Simply stated, ZELTIQ freezes away the fat. The company uses a cooling device to destroy fat cells. The device extracts energy from those cells without damaging other tissue.

Cryolipolysis also has no effect on a patient’s skin, which means minimal recovery time and no sign of treatment.

Over the course of two to four months, the fat cells in the treated areas are gradually eliminated through the body’s normal metabolic processes.

ZELTIQ’s CoolSculpting system consists of a control unit and a number of applicators. ZELTIQ derives most of its revenue from sales of the CoolSculpting system and of the applicators doctors use to treat different sizes and shapes of fat bulges.

Additional sales stem from something the firm calls “cycles.” These are specific-use procedure packs activated with the CoolSculpting machine. A cycle lasts about an hour, and patients typically need two “cycles” to treat for the arms and up to four to treat stomach fat.

If it executes against its plan, ZELTIQ will see a lot of growth. Based on U.S. Census data and its own consumer surveys, the company says it could hit $2 billion in sales over the next few years. In 2013, ZELTIQ had sales of $111.6 million.

ZELTIQ arrived at that $2 billion number after its surveys projected some 4 million Americans would be ready to receive treatment that would require four cycles at $125 each.

Going public in 2010 amid great excitement about its unique technology in a huge market, the company quickly stumbled. It racked up several quarters of losses, putting the stock under pressure.

To capitalize on its potential, ZELTIQ needed a strong corporate turnaround. And that’s just what started happening in 2012 when the board of directors shook up the management team.

Turnaround to Profits

This is the pivotal event in the company’s recent history. I’ve been involved with turnarounds since the early 1980s, and so I know that most of the successful ones require a new visionary leader who surrounds him- or herself with a talented team.

Mark Foley became president and CEO of ZELTIQ in April 2012. He has more than 25 years of experience in the medical device industry, having served as an executive at several fast-growing startups later acquired by global firms.

In fall 2012, Foley brought in new managers to serve as chief technology officer, chief financial officer, head of worldwide sales and marketing and vice president of operations.

Those appointments hailed from such medical tech leaders as NuVasive Inc. (Nasdaq: NUVA), Medtronic Inc. (NYSE: MDT) and Thoratec Corp. (Nasdaq: THOR).

Foley also split ZELTIQ’s sales team in two.

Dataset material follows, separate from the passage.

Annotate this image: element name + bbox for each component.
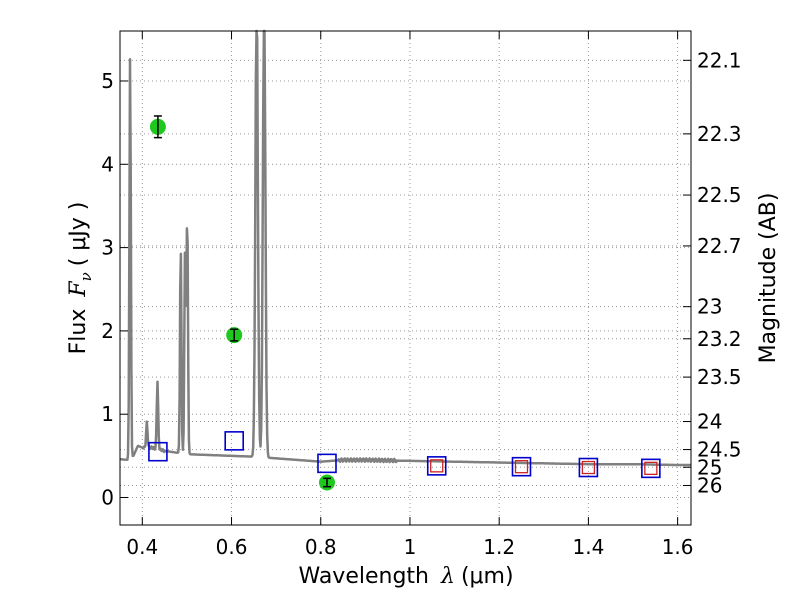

One sells the CoolSculpting equipment, and the other focuses on selling the supplies. ZELTIQ also holds teaching clinics for aesthetic medicine professionals so they give patients the best results – and lead to more referrals.

It’s all starting to pay off.

In this year’s third quarter, ZELTIQ smashed Wall Street‘s expectations. ZELTIQ was projected to lose 10 cents a share but actually earned 12 cents. Sales climbed 55% to $45.7 million – more than 15% above analysts’ forecasts.

With a market cap of roughly $1 billion, the stock trades at about $27.75. Profit margins and returns on equity remain weak, underscoring that this is a turnaround in progress.

But on the strength of its new strategic plan and recent profits, ZELTIQ is in a rally. It’s up 50% in the past three months and is trading near a new high.

Yet, I still see plenty of upside ahead for this “special situation.” If the company continues growing sales and earnings at anything close to its current rate, the stock could easily double in the next three years.

Of course, special situations like this belong in the higher risk portion of your portfolio.

But it doesn’t take many stocks like ZELTIQ to really boost your net worth.

And during the holiday season, we could all use a little more worth in our pockets.